Sadly the NFTA had become too bureaucratic and expensive, and out of touch with the industry. Government funding was inevitably withdrawn from the NFTA because of their responsibility for the weaknesses identified by OFSTED when they inspected the Farriery Training System in January 2013.
6. Is there any way that FWCF thesis papers can be made available to farriers so that they are an easily accessible free resource to further the education of all farriers?
The suggestion that FWCF dissertations should be made available online had been raised many times, and the problem is that the dissertations have not been corrected so they will not necessarily be 100% accurate. It is possible that they may in future be made available with a disclaimer. I believe that Myerscough College have started making dissertations available as pdfs in their online library and these can be accessed for a limited period of time.
7. Is it true apprentices can be fast tracked in the future if they are deemed to be up to standard?
As I have already explained, the new farriery apprenticeship is currently being developed by a farrier-led working group and it would not be helpful for me to speculate. However, the Company’s view is that the full length apprenticeship provides apprentices with an invaluable opportunity to gain experience as well as skill.
8. I saw a friend’s copy of ‘The Clench’, there are so many non-farriers in the Company enjoying nice dinners. How is this relevant to our craft?
The Liveryman of the Worshipful Company of Farriers come from a wide selection of backgrounds, but almost all share an interest in horses and a strong belief in the importance of good farriers for horse welfare. They pay for their nice dinners, and also contribute annually to the Company who do a great deal to promote farriery, and also help to support farriers in crisis.
9. What is your biggest worry for the farriery industry?
My main worry is farriers themselves. We have been extremely lucky to have chosen a profession where the training for farriers in this country is second to none.
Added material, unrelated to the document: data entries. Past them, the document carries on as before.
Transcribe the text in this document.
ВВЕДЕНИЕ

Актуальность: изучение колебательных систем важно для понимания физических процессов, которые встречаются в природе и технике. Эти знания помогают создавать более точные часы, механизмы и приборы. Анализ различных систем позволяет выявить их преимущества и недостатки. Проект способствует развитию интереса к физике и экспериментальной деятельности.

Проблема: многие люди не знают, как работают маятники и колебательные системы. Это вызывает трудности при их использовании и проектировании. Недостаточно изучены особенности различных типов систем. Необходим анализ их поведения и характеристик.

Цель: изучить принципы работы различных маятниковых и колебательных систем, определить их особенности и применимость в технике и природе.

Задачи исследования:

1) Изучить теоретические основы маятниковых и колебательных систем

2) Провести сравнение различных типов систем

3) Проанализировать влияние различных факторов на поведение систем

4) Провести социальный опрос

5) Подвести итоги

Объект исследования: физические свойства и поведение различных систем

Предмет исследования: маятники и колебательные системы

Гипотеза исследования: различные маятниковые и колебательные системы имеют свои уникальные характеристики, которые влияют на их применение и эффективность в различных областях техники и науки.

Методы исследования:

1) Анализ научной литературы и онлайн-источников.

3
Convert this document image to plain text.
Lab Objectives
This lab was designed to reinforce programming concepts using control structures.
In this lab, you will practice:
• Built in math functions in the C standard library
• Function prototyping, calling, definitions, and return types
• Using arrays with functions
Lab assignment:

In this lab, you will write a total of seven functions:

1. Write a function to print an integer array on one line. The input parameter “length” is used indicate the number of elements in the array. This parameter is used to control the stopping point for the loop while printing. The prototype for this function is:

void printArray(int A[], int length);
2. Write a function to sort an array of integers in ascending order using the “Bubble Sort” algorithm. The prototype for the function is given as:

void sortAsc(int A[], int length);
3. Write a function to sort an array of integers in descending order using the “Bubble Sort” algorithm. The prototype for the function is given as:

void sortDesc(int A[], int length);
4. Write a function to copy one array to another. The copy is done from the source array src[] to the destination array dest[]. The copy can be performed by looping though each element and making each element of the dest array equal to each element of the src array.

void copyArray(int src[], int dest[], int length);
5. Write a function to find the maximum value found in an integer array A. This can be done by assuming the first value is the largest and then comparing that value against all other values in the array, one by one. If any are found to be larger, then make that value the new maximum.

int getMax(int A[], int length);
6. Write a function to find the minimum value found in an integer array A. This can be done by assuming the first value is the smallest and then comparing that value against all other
The opportunities are endless, both here and abroad, with the high regard the equine world has for the WCF exams. However, sadly, many run their businesses badly and some act in an unprofessional manner. Unlike other professions, most of us are at our highest earning capacity when first qualified, but regrettably too few have old heads on young shoulders! We generally have the skills to shoe a horse well, it’s the business expertise we lack. (A few years ago the WCF ran farriers’ business courses which were badly attended, so sadly they were discontinued.) There is also a general degree of apathy – it would be nice to see a few more giving something back, for example, through involvement with the FRC Council and BFBA. Our forefathers did it for us, so it’s about time we did something for the next generation.
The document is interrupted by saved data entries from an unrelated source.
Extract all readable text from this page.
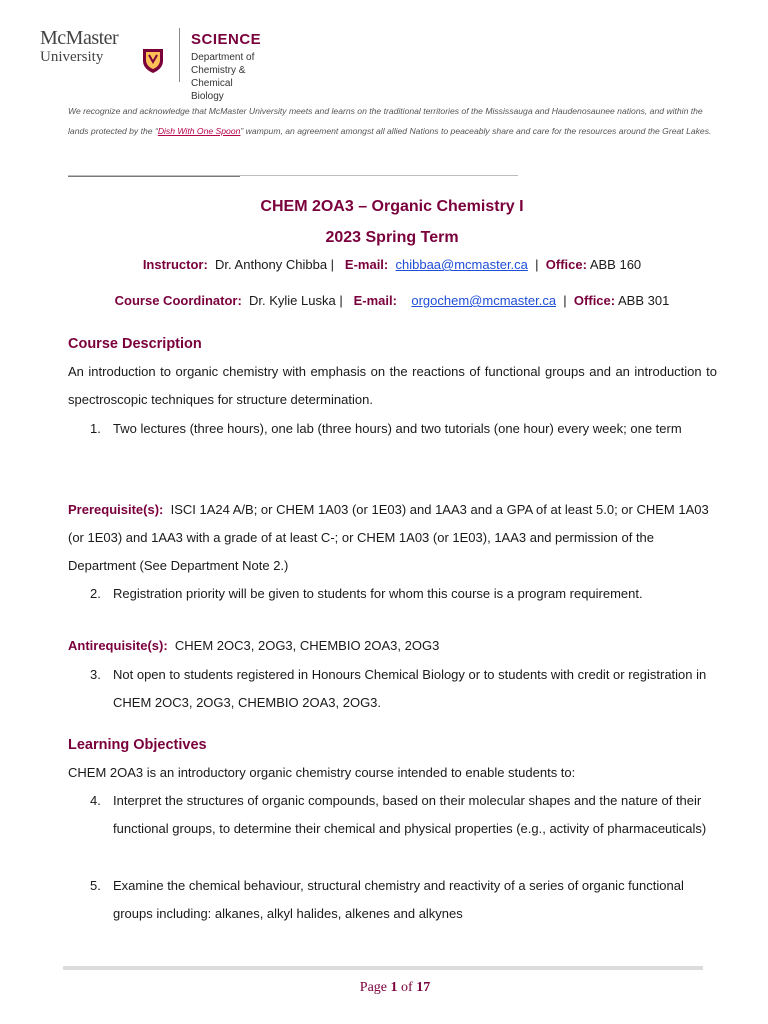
McMaster
University
SCIENCE
Department of Chemistry &
Chemical Biology
We recognize and acknowledge that McMaster University meets and learns on the traditional territories of the Mississauga and Haudenosaunee nations, and within the lands protected by the “Dish With One Spoon” wampum, an agreement amongst all allied Nations to peaceably share and care for the resources around the Great Lakes.
CHEM 2OA3 – Organic Chemistry I
2023 Spring Term
Instructor: Dr. Anthony Chibba | E-mail: chibbaa@mcmaster.ca | Office: ABB 160
Course Coordinator: Dr. Kylie Luska | E-mail: orgochem@mcmaster.ca | Office: ABB 301
Course Description
An introduction to organic chemistry with emphasis on the reactions of functional groups and an introduction to spectroscopic techniques for structure determination.
1. Two lectures (three hours), one lab (three hours) and two tutorials (one hour) every week; one term
Prerequisite(s): ISCI 1A24 A/B; or CHEM 1A03 (or 1E03) and 1AA3 and a GPA of at least 5.0; or CHEM 1A03 (or 1E03) and 1AA3 with a grade of at least C-; or CHEM 1A03 (or 1E03), 1AA3 and permission of the Department (See Department Note 2.)
2. Registration priority will be given to students for whom this course is a program requirement.
Antirequisite(s): CHEM 2OC3, 2OG3, CHEMBIO 2OA3, 2OG3
3. Not open to students registered in Honours Chemical Biology or to students with credit or registration in CHEM 2OC3, 2OG3, CHEMBIO 2OA3, 2OG3.
Learning Objectives
CHEM 2OA3 is an introductory organic chemistry course intended to enable students to:
4. Interpret the structures of organic compounds, based on their molecular shapes and the nature of their functional groups, to determine their chemical and physical properties (e.g., activity of pharmaceuticals)
5. Examine the chemical behaviour, structural chemistry and reactivity of a series of organic functional groups including: alkanes, alkyl halides, alkenes and alkynes
Page 1 of 17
10. It’s great to see a farrier Master of the Company once more, how do you feel you can help us directly?
Since I was fortunate enough to be asked to join the Company about 15 years ago, I realized that there was little point in being in the Company if you didn’t get involved, so when asked I joined the Craft Committee, and later the Court. I see the job like shoeing a horse: first you watch, listen, and learn as much as you can, you learn how it all worked and how things are done. As you become more competent you take on more responsibility and eventually you can do the whole job. Then when you are there, (in my case the Master) you look at the whole animal, take one foot at a time, and when shod, you hope things have improved when you have gone, but like shoeing a horse, you can’t do it all in one shoeing! Being a farrier certainly helps, because you have less to learn before you start with regard to the world of farriery, but it’s a huge learning curve with all the other things involved. We are extremely lucky as a profession to have the Worshipful Company, for there are people from all walks of life in the Livery who care and want to help farriers and the horse, and their counsel and expertise are second to none. Being a farrier, who is the Master, is just one piece of the whole picture, an important piece, but it’s just one piece.